Judge Sotomayor’s Ethical Mindset
Jun 1st, 2009 • Posted in: Commentaryby Rushworth M. Kidder
The Senate Judiciary Committee shortly will begin its confirmation hearings on Sonia Sotomayor, president Barack Obama’s first nominee for the U.S. Supreme Court. But will it ask the central question?
That question isn’t about her experience on the bench. It’s not about her allegiance to her Catholic roots or her tilt toward the underrepresented. It’s not about her penchant for crafting prose that is exacting and deliberate rather than sweeping and quotable. It’s not even about identity politics — the way her race and gender might influence her decision making.
Important as these are, the key question is about her ethical mindset. Not “her ethics”: There’s nothing to suggest anything here but the highest personal integrity. This question is deeper: What conditions must prevail for Judge Sotomayor to say, “Yes, ethics has been done”?
The question goes to the heart of what Supreme Court justices need these days. New technologies spin off ethical questions at warp speed, in everything from cyberwarfare to neuroenchancers. As these issues come to judgment, the court will find itself addressing entirely new regions of moral concern.
Even more important, the court finds itself at the crossroads of a public discourse that is increasingly polarized, strident, and dismissive. It will find itself rendering opinions in the face of a popular culture that tends to reduce every issue to an absolute, I’m-right-you’re-wrong, good-versus-bad dichotomy (as, for instance, in the increasingly harsh debate over the Sotomayor nomination). In response, the court will need to remind a perhaps surprised public that it hardly ever sits in judgment on matters of right versus wrong. Instead, its task is almost always to resolve right-versus-right dilemmas, where each side has noble and potent moral arguments on its side.
Which is where the question of Judge Sotomayor’s ethical mindset comes in. Facing some of the most intractable issues of our day, she’ll be asked to choose between two right sides on:
- Immigration. How should we treat illegal aliens? Since so many have been allowed to stay for so long, building lives and forming communities, it’s right to include them — and especially their children — in the social services network. But since by definition they are “illegal,” it’s right to invoke the law and send them home.
- Economic justice. What ought we to do about those who lost livelihoods or mortgages in this recession due to the recklessness of others? It’s right to help victims back toward stability. But it’s also right to make the reckless take responsibility for their own financial decisions.
- Gay marriage. How do we respond to this movement? There are powerful arguments for recognizing the rights of same-sex couples to enter into a relationship that affords the legal protections necessary to ensure the welfare of their families. But there also are powerful arguments for allowing churches not to recognize such unions if they contradict their belief systems.
What ethical principles will Judge Sotomayor bring to bear on these questions?

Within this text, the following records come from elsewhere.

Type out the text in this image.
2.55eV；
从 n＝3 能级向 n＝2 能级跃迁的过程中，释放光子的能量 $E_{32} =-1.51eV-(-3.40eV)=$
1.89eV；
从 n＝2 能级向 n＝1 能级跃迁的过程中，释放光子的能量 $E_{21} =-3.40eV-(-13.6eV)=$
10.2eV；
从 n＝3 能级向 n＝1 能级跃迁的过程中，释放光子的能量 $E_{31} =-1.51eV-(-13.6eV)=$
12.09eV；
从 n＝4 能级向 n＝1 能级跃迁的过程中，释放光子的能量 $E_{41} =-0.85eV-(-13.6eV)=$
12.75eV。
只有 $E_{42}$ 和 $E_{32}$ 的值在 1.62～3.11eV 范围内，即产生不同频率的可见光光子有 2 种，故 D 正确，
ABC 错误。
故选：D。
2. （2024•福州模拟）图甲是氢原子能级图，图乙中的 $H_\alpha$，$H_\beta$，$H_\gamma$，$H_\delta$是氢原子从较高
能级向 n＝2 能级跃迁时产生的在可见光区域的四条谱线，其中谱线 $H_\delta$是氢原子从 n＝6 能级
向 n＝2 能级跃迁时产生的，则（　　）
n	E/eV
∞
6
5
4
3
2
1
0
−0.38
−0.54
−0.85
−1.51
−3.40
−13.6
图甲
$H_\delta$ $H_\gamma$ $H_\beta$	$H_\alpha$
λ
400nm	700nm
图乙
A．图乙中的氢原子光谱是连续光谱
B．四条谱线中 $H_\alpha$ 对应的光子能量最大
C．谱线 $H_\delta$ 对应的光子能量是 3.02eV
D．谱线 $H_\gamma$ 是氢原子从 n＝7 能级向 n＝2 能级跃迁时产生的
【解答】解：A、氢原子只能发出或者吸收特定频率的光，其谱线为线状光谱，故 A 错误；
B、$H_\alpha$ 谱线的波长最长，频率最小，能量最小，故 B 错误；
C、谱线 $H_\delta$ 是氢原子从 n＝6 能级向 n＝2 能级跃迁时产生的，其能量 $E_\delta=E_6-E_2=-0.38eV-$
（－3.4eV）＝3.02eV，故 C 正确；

Will she speak from an ends-based, utilitarian perspective, always paying attention to consequences and seeking the greatest good for the greatest number? If so, we might expect her to side with the first set of arguments in the above bullets — being sensitive to policy outcomes that can impose real hardship on aliens, the unemployed, and gay Americans.
Or will she speak from a rule-based, Kantian perspective, always advocating the precept she thinks should become a universal standard? If so, she’ll probably side with the second set of arguments, paying more attention to the need for overarching, universal principles concerning legality, economic responsibility, and maintaining the traditional definition of marriage than to the immediate impact of her rulings on affected individuals.
Either way, Judge Sotomayor will find herself in a tough ethical position. By nature, judiciaries are rule-based, seeking to create the precedents — the universal principles — that endure over time and set standards for everyone. Legislatures, however, are ends-based, looking for ways to accomplish the most benefit for the largest number of stakeholders. Her background, and her self-assessment of the role that race and gender play in her decision making, align her with the latter. As such, she readily can play the role of the good utilitarian, for whom ethics gets done by focusing on specific consequences in each case. But her role as a judge, especially in the highest court of the land, will set her up to be the good Kantian, for whom ethics gets done by putting aside short-term, case-specific outcomes in favor of long-term universals.
Moving toward the former, she’ll be accused of behaving more like a policymaker than a judge and “legislating from the bench.” Moving toward the latter, she’ll be accused by the very constituencies she so long has defended. How she strikes this balance will depend on what, case by case, she sees as the ethical imperative.